In molecular biology, the sea anemone cytotoxic proteins are lethal pore-forming proteins, known collectively as actinoporins, a sub-class of cytolysins. There are several different groups of cytolysins based on their structure and function. This entry represents the most numerous group, the 20kDa highly basic peptides. These cytolysins form cation-selective pores in sphingomyelin-containing membranes. Examples include equinatoxins (from Actinia equina), sticholysins (from Stichodactyla helianthus), magnificalysins (from Heteractis magnifica), and tenebrosins (from Actinia tenebrosa), which exhibit pore-forming, haemolytic, cytotoxic, and heart stimulatory activities.

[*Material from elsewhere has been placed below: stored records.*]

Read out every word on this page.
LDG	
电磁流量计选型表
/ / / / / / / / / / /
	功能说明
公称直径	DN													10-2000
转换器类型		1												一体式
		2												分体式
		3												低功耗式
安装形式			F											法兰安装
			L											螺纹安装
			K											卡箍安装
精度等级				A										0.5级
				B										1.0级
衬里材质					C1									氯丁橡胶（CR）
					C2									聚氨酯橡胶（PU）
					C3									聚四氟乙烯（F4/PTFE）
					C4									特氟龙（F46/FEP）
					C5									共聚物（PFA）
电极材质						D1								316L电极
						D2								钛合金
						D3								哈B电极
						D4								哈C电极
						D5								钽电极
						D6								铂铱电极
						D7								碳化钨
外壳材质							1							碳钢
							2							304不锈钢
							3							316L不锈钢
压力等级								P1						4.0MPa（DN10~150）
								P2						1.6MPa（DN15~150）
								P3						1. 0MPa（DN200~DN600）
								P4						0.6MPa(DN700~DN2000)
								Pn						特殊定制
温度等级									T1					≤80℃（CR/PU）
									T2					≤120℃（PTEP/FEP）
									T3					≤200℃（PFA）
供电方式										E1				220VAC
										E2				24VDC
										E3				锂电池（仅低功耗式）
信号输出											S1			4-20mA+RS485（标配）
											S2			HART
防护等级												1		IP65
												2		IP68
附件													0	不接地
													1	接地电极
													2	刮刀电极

Cytolysins adopt a stable soluble structure, which undergoes a conformational change when brought in contact with a membrane, leading to an active, membrane-bound form that inserts spontaneously into the membrane. They often oligomerise on the membrane surface, before puncturing the lipid bilayers, causing the cell to lyse. The 20kDa sea anemone cytolysins require a phosphocholine lipid headgroup for binding, however sphingomyelin is required for the toxin to promote membrane permeability. The crystal structures of equinatoxin II  and sticholysin II  both revealed a compact beta-sandwich consisting of ten strands in two sheets flanked on each side by two short alpha-helices, which is a similar topology to osmotin. It is believed that the beta sandwich structure attaches to the membrane, while a three-turn alpha helix lying on the surface of the beta sheet may be involved in membrane pore formation, possibly by the penetration of the membrane by the helix.